Quali altri segnali legge dell’indebolimento di Renzi?

La stessa decisione di cambiare linea sul referendum sulle trivelle, lasciando libertà di scelta anziché schierandosi per l’astensione, è significativa.

 

Quello che i poteri forti imputano a Renzi è un fallimento politico o economico?

Il dato di fatto è che Renzi è incapace. La differenza tra Renzi e una vera guida politica di un Paese importante come l’Italia in una situazione di grande instabilità internazionale è la differenza che c’è tra lo zero e i numeri primi. I numeri primi sono autonomi, autosufficienti e indivisibili. Lo zero da solo è zero: per contare qualcosa ha bisogno di un numero davanti o dietro. Renzi è zero. Oggi per guidare il Paese ci vogliono dei numeri primi. Servono cioè delle grandi forze individuali e collettive che abbiano l’autonomia di pensiero e la non frazionabilità.

 

Qual è il ruolo di Verdini?

Verdini è uno di quei mediatori che cercano in ogni modo di entrare in qualsiasi operazione, ma non è lui ad averla pensata in questo caso.

 

Quanto durerà ancora Renzi?

Durerà finché si troverà la soluzione alternativa, della quale oramai già tutti discutono.

 

L’alternativa verrà dall’interno del Pd o dall’esterno?

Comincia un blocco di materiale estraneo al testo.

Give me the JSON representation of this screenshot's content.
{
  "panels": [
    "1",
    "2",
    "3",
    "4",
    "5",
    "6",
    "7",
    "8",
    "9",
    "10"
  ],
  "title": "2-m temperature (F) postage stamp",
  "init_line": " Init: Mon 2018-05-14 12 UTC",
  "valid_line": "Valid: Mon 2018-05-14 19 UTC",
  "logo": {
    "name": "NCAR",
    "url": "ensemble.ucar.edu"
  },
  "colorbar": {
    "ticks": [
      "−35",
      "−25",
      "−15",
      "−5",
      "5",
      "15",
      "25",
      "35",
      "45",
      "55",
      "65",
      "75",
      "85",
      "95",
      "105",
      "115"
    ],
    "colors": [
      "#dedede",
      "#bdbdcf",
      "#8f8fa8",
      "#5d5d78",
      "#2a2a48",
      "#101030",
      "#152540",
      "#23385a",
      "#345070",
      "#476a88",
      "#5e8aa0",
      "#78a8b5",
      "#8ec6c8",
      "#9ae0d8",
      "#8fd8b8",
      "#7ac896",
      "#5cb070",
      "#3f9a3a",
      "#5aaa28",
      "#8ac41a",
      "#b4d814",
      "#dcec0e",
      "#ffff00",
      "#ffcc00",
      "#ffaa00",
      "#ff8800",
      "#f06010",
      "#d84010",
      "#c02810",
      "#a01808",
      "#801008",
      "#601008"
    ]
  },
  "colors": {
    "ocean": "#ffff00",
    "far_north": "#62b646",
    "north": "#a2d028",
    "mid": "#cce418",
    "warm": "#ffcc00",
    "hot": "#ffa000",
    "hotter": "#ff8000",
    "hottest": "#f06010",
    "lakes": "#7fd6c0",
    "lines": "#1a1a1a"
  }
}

La scossa verrà dall’esterno, cioè dalla situazione economica e sociale.

 

Potrebbe venire da una vittoria di Virginia Raggi alle Comunali di Roma?

No, le elezioni di Roma sono ormai un fenomeno che si sviluppa a bordo campo, mentre l’implosione avverrà nel centro del campo stesso, cioè nella situazione economica e sociale del Paese.